Le leader chinois ayant cassé un hauban et faisant route vers Madagascar, la flotte va désormais être emmenée par Camper et Telefonica tandis que Groupama 4 est bien décalé dans l’Est, à 150 milles du groupe central. Ce positionnement est favorable à l’horizon de 48 heures…
Pas d’initiative stratégique en vue d’ici la fin de la semaine : les cinq voiliers encore dans le match n’ont qu’un très long bord tribord amure à effectuer jusqu’à l’approche du Pot au Noir équatorial qui se positionne au 8° Sud. Au débridé dans un vent alizéen de secteur Est vingt nœuds, les conditions météorologiques se sont enfin stabilisées avec du soleil et des températures en hausse. Après plus de trois jours à tenter de traverser un front impénétrable, le rythme de cette deuxième étape de la Volvo Ocean Race s’est remis en marche. Mais devant les étraves, la dépression tropicale qui a bénéficié à Sanya jusqu’à son avarie de gréement va renforcer jusqu’à demain mardi matin la brise et surtout amener son lot de nuages tropicaux…
Un coup à long feu
Le voilier chinois, qui avait réussi un superbe coup stratégique en quittant le groupe pour contourner le front par l’Ouest, a pleinement profité de la dépression tropicale qui s’est formée au large de Madagascar. Sanya avait fait le break avec plus de 200 milles d’avance et pouvait se recadrer vers l’Est derrière la tempête, pour se replacer devant ses concurrents au large de La Réunion. Malheureusement, une pièce du haubanage a cassé sur le voilier chinois, obligeant Mike Sanderson et son équipage à se détourner vers Port-Dauphin, dans le Sud-Est de l’île de Madagascar. Contre un vent encore soutenu mais qui mollit progressivement, Sanya va faire un pit-stop pour réparer et normalement, il devrait perdre toute son avance en moins de 24 heures. En sus, il devra repartir en longeant les côtes de la grande île africaine, contre une brise de Nord, ce qui ne va pas favoriser sa progression vers l’équateur. Le coup aura fait long feu…

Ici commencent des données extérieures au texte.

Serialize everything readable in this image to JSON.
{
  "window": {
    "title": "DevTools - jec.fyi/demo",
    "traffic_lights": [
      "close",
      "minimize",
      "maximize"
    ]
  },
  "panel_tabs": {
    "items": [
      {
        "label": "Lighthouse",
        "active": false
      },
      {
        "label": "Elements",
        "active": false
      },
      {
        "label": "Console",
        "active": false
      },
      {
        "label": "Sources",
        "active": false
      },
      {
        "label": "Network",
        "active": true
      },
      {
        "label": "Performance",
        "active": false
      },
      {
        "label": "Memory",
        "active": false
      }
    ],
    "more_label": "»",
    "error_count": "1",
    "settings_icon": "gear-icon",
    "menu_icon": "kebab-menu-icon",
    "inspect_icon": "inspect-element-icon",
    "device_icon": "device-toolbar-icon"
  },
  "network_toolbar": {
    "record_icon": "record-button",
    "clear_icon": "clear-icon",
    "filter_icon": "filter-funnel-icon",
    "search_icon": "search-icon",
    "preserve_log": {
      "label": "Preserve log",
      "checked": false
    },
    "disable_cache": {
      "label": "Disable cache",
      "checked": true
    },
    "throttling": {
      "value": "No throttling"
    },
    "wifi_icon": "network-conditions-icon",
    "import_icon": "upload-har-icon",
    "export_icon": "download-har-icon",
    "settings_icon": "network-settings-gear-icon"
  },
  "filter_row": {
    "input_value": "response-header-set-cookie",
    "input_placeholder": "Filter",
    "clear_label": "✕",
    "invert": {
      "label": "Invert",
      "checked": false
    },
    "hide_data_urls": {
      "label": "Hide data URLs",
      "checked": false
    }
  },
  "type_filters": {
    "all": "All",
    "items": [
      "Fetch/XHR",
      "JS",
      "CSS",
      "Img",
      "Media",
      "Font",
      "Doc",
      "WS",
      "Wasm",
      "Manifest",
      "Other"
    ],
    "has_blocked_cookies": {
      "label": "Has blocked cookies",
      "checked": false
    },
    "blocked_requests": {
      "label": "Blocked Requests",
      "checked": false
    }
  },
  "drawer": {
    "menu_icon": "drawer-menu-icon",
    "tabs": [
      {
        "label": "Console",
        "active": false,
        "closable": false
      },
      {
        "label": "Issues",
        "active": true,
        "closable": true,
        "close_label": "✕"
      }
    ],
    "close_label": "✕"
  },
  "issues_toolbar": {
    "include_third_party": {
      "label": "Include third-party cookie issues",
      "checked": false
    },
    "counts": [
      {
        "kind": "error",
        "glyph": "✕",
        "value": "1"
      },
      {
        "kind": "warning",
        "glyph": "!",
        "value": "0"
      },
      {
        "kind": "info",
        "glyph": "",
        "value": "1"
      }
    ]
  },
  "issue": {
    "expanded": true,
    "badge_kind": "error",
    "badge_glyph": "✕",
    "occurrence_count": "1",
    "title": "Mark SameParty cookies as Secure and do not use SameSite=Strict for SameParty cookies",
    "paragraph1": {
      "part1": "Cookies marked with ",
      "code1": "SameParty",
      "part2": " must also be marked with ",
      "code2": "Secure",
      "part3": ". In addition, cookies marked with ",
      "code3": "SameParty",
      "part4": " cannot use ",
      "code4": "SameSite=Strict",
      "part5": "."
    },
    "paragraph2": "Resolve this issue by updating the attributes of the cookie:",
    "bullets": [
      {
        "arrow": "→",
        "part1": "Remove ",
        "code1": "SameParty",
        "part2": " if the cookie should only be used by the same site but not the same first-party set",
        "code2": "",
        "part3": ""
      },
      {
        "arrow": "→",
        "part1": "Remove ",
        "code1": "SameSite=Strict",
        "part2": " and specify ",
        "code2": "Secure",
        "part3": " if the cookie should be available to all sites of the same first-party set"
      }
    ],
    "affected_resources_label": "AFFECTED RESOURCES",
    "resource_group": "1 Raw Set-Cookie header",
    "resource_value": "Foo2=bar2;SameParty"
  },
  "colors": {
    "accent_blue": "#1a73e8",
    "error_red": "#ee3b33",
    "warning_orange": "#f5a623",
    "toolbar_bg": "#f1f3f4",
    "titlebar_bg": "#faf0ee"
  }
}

Pour le reste de la flotte, la configuration est tout autre puisque l’objectif est encore de gagner vers le Nord-Nord Est afin de passer entre l’île Maurice et l’île de Rodrigues, c’est à dire sur le méridien 60° Est. Les Espagnols de Telefonica et les néo-Zélandais de Camper sont en pointe mais les plus à l’Ouest, alors que les Américains de Puma sont à quarante milles à leur vent, et Groupama 4 à 150 milles plus à l’Est. La situation de Abu Dhabi n’est pas bonne puisqu’il concède plus de cent milles aux leaders.
Avantage au vent
Sur l’eau, la dépression tropicale qui s’est formée très rapidement a changé la donne : le front qui bloquait la progression vers l’Est s’est délité plus vite, l’anticyclone des Mascareignes a gonflé. La voie du Sud que Franck Cammas et ses hommes ont emprunté a perdu un peu de sa superbe quand le vent a molli en approchant le centre des hautes pressions. En fait, le groupe central a pu traverser plus vite que prévu le front pour accrocher les alizés de Nord-Est, pendant que Groupama 4 a été ralenti après son crochet méridional. Mais si le voilier français navigue ce lundi après-midi avec un peu moins de vent que ses concurrents, la situation va devenir identique d’ici mardi matin : tout le monde aura une quinzaine de nœuds de secteur Est.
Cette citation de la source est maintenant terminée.